Historically, the primary use of oxy-fuel combustion has been in welding and cutting of metals, especially steel, since oxy-fuel allows for higher flame temperatures than can be achieved with an air-fuel flame. There is currently research being done in firing fossil-fueled power plants with an oxygen-enriched gas mix instead of air. Firing with pure oxygen would result in too high a flame temperature, so the mixture is diluted by mixing with recycled flue gas, or staged combustion. The justification for using oxy-fuel is to produce a CO2 rich flue gas ready for sequestration.

Oxy-fuel combustion has significant advantages over traditional air-fired plants. Because the flue gas volume is reduced, less heat is lost in the flue gas. The flue gas is primarily CO2, suitable for sequestration. The concentration of pollutants in the flue gas is higher, making separation easier.

Heat of condensation can be captured and reused rather than lost in the flue gas. Because nitrogen from air is absent, nitrogen oxide production is greatly reduced. Economically speaking this method costs more than a traditional air-fired plant. The main problem has been separating oxygen from the air. At present in the absence of any need to reduce CO2 emissions, oxy-fuel is not competitive. However, oxy-fuel is a viable alternative to removing CO2 from the flue gas from a conventional air-fired fossil fuel plant.

However, an oxygen concentrator might be able to help, as it simply removes nitrogen. In industries other than power generation, oxy-fuel combustion can be competitive due to higher sensible heat availability. Oxy-fuel combustion is common in various aspects of metal production. The glass industry has been converting to oxy-fuel since the early 1990s because glass furnaces require a temperature of approximately 2800 degrees F, which is not attainable at adiabatic flame temperatures for air-fuel combustion unless heat is regenerated between the flue stream and the incoming air stream. Oxy-fuel combustion may also be cost effective in the incineration of low BTU value hazardous waste fuels. It is often combined with staged combustion for nitrogen oxide reduction, since pure oxygen can stabilize combustion characteristics of a flame. One case study of oxy-fuel combustion is the attempted White Rose plant in North Yorkshire, United Kingdom.

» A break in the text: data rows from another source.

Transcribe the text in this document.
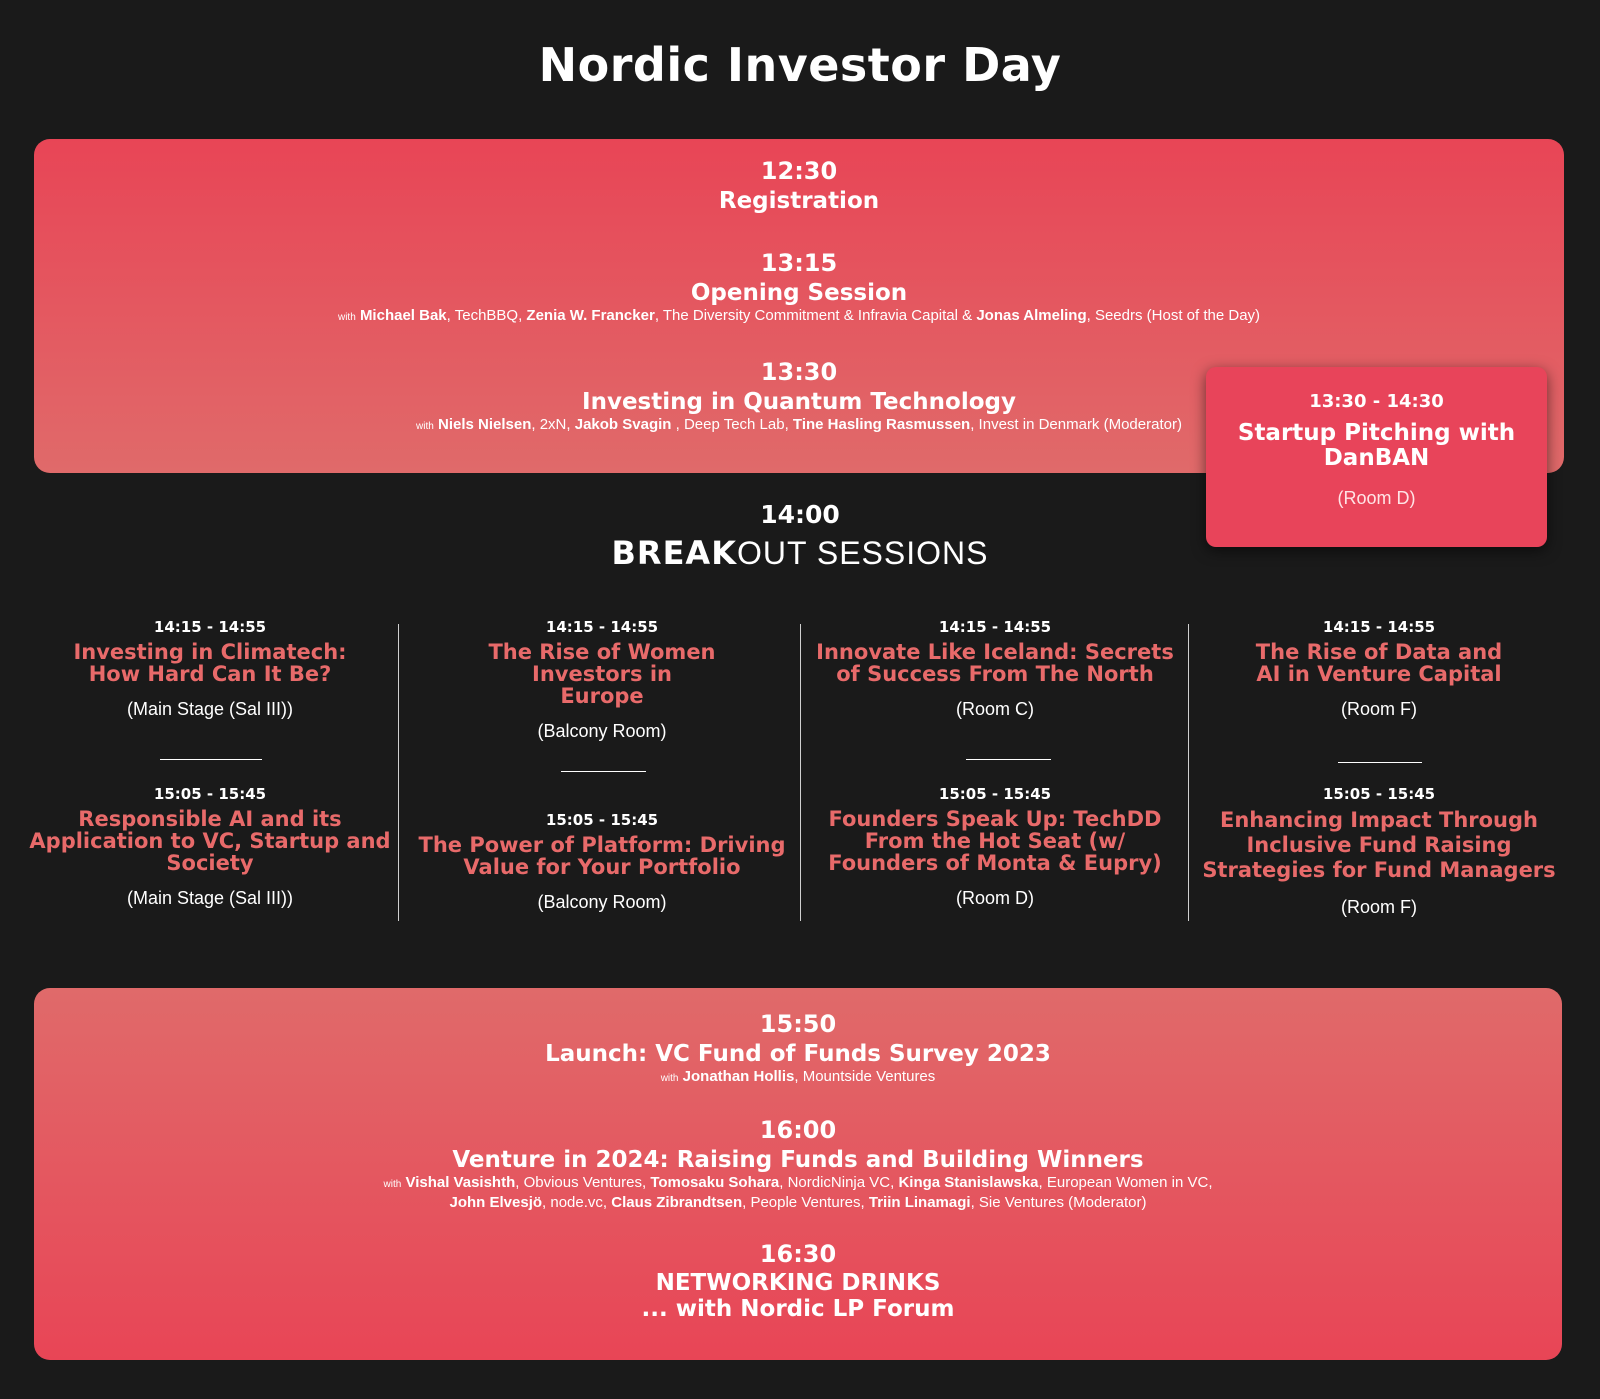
Nordic Investor Day
12:30
Registration
13:15
Opening Session
with Michael Bak, TechBBQ, Zenia W. Francker, The Diversity Commitment & Infravia Capital & Jonas Almeling, Seedrs (Host of the Day)
13:30
Investing in Quantum Technology
with Niels Nielsen, 2xN, Jakob Svagin , Deep Tech Lab, Tine Hasling Rasmussen, Invest in Denmark (Moderator)
13:30 - 14:30
Startup Pitching with DanBAN
(Room D)
14:00
BREAKOUT SESSIONS
14:15 - 14:55
Investing in Climatech: How Hard Can It Be?
(Main Stage (Sal III))
15:05 - 15:45
Responsible AI and its Application to VC, Startup and Society
(Main Stage (Sal III))
14:15 - 14:55
The Rise of Women Investors in Europe
(Balcony Room)
15:05 - 15:45
The Power of Platform: Driving Value for Your Portfolio
(Balcony Room)
14:15 - 14:55
Innovate Like Iceland: Secrets of Success From The North
(Room C)
15:05 - 15:45
Founders Speak Up: TechDD From the Hot Seat (w/ Founders of Monta & Eupry)
(Room D)
14:15 - 14:55
The Rise of Data and AI in Venture Capital
(Room F)
15:05 - 15:45
Enhancing Impact Through Inclusive Fund Raising Strategies for Fund Managers
(Room F)
15:50
Launch: VC Fund of Funds Survey 2023
with Jonathan Hollis, Mountside Ventures
16:00
Venture in 2024: Raising Funds and Building Winners
with Vishal Vasishth, Obvious Ventures, Tomosaku Sohara, NordicNinja VC, Kinga Stanislawska, European Women in VC,
John Elvesjö, node.vc, Claus Zibrandtsen, People Ventures, Triin Linamagi, Sie Ventures (Moderator)
16:30
NETWORKING DRINKS
... with Nordic LP Forum
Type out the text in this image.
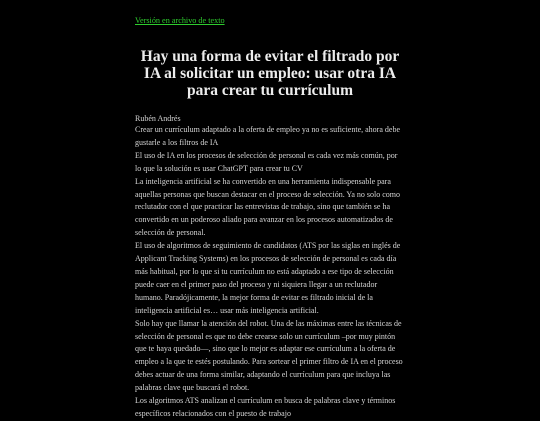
Versión en archivo de texto
Hay una forma de evitar el filtrado por IA al solicitar un empleo: usar otra IA para crear tu currículum
Rubén Andrés

Crear un currículum adaptado a la oferta de empleo ya no es suficiente, ahora debe gustarle a los filtros de IA

El uso de IA en los procesos de selección de personal es cada vez más común, por lo que la solución es usar ChatGPT para crear tu CV

La inteligencia artificial se ha convertido en una herramienta indispensable para aquellas personas que buscan destacar en el proceso de selección. Ya no solo como reclutador con el que practicar las entrevistas de trabajo, sino que también se ha convertido en un poderoso aliado para avanzar en los procesos automatizados de selección de personal.

El uso de algoritmos de seguimiento de candidatos (ATS por las siglas en inglés de Applicant Tracking Systems) en los procesos de selección de personal es cada día más habitual, por lo que si tu currículum no está adaptado a ese tipo de selección puede caer en el primer paso del proceso y ni siquiera llegar a un reclutador humano. Paradójicamente, la mejor forma de evitar es filtrado inicial de la inteligencia artificial es… usar más inteligencia artificial.

Solo hay que llamar la atención del robot. Una de las máximas entre las técnicas de selección de personal es que no debe crearse solo un currículum –por muy pintón que te haya quedado—, sino que lo mejor es adaptar ese currículum a la oferta de empleo a la que te estés postulando. Para sortear el primer filtro de IA en el proceso debes actuar de una forma similar, adaptando el currículum para que incluya las palabras clave que buscará el robot.

Los algoritmos ATS analizan el currículum en busca de palabras clave y términos específicos relacionados con el puesto de trabajo
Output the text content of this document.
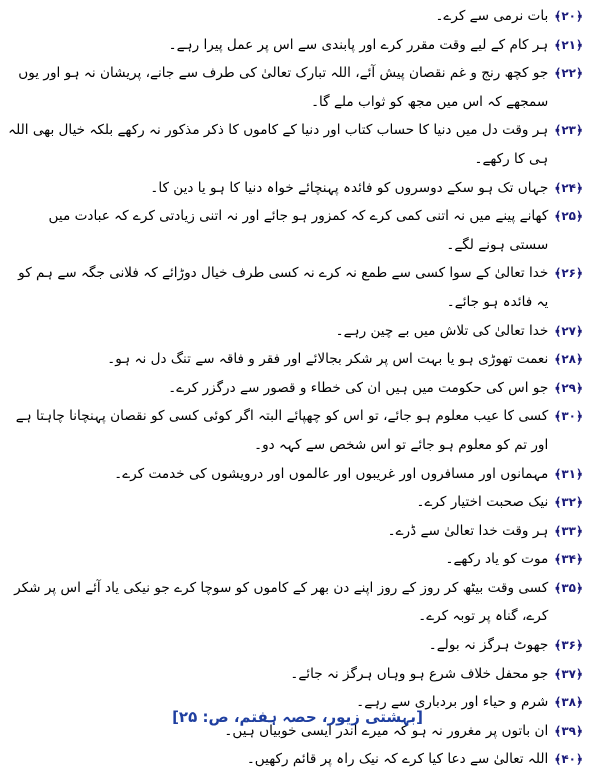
﴿۲۰﴾
بات نرمی سے کرے۔
﴿۲۱﴾
ہر کام کے لیے وقت مقرر کرے اور پابندی سے اس پر عمل پیرا رہے۔
﴿۲۲﴾
جو کچھ رنج و غم نقصان پیش آئے، اللہ تبارک تعالیٰ کی طرف سے جانے، پریشان نہ ہو اور یوں سمجھے کہ اس میں مجھ کو ثواب ملے گا۔
﴿۲۳﴾
ہر وقت دل میں دنیا کا حساب کتاب اور دنیا کے کاموں کا ذکر مذکور نہ رکھے بلکہ خیال بھی اللہ ہی کا رکھے۔
﴿۲۴﴾
جہاں تک ہو سکے دوسروں کو فائدہ پہنچائے خواہ دنیا کا ہو یا دین کا۔
﴿۲۵﴾
کھانے پینے میں نہ اتنی کمی کرے کہ کمزور ہو جائے اور نہ اتنی زیادتی کرے کہ عبادت میں سستی ہونے لگے۔
﴿۲۶﴾
خدا تعالیٰ کے سوا کسی سے طمع نہ کرے نہ کسی طرف خیال دوڑائے کہ فلانی جگہ سے ہم کو یہ فائدہ ہو جائے۔
﴿۲۷﴾
خدا تعالیٰ کی تلاش میں بے چین رہے۔
﴿۲۸﴾
نعمت تھوڑی ہو یا بہت اس پر شکر بجالائے اور فقر و فاقہ سے تنگ دل نہ ہو۔
﴿۲۹﴾
جو اس کی حکومت میں ہیں ان کی خطاء و قصور سے درگزر کرے۔
﴿۳۰﴾
کسی کا عیب معلوم ہو جائے، تو اس کو چھپائے البتہ اگر کوئی کسی کو نقصان پہنچانا چاہتا ہے اور تم کو معلوم ہو جائے تو اس شخص سے کہہ دو۔
﴿۳۱﴾
مہمانوں اور مسافروں اور غریبوں اور عالموں اور درویشوں کی خدمت کرے۔
﴿۳۲﴾
نیک صحبت اختیار کرے۔
﴿۳۳﴾
ہر وقت خدا تعالیٰ سے ڈرے۔
﴿۳۴﴾
موت کو یاد رکھے۔
﴿۳۵﴾
کسی وقت بیٹھ کر روز کے روز اپنے دن بھر کے کاموں کو سوچا کرے جو نیکی یاد آئے اس پر شکر کرے، گناہ پر توبہ کرے۔
﴿۳۶﴾
جھوٹ ہرگز نہ بولے۔
﴿۳۷﴾
جو محفل خلاف شرع ہو وہاں ہرگز نہ جائے۔
﴿۳۸﴾
شرم و حیاء اور بردباری سے رہے۔
﴿۳۹﴾
ان باتوں پر مغرور نہ ہو کہ میرے اندر ایسی خوبیاں ہیں۔
﴿۴۰﴾
اللہ تعالیٰ سے دعا کیا کرے کہ نیک راہ پر قائم رکھیں۔
[بہشتی زیور، حصہ ہفتم، ص: ۲۵]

The planned project was an oxy-fuel power plant coupled with air separation to capture two million tons of carbon dioxide per year. The carbon dioxide would then be delivered by pipeline to be sequestered in a saline aquifer beneath the North Sea. Worldwide innovations in the development of carbon capture technologies and the utilization of CO2″. Oxy Fuel CO2 Carbon Capture and Sequestration Technology Method – Power Plant CCS ».

Global Carbon Capture and Storage Institute ». An official website of the United States government. We’ve made some changes to EPA. If the information you are looking for is not here, you may be able to find it on the EPA Web Archive or the January 19, 2017 Web Snapshot. Fossil fuel use is the primary source of CO2. CO2 can also be emitted from direct human-induced impacts on forestry and other land use, such as through deforestation, land clearing for agriculture, and degradation of soils. Agricultural activities, waste management, energy use, and biomass burning all contribute to CH4 emissions.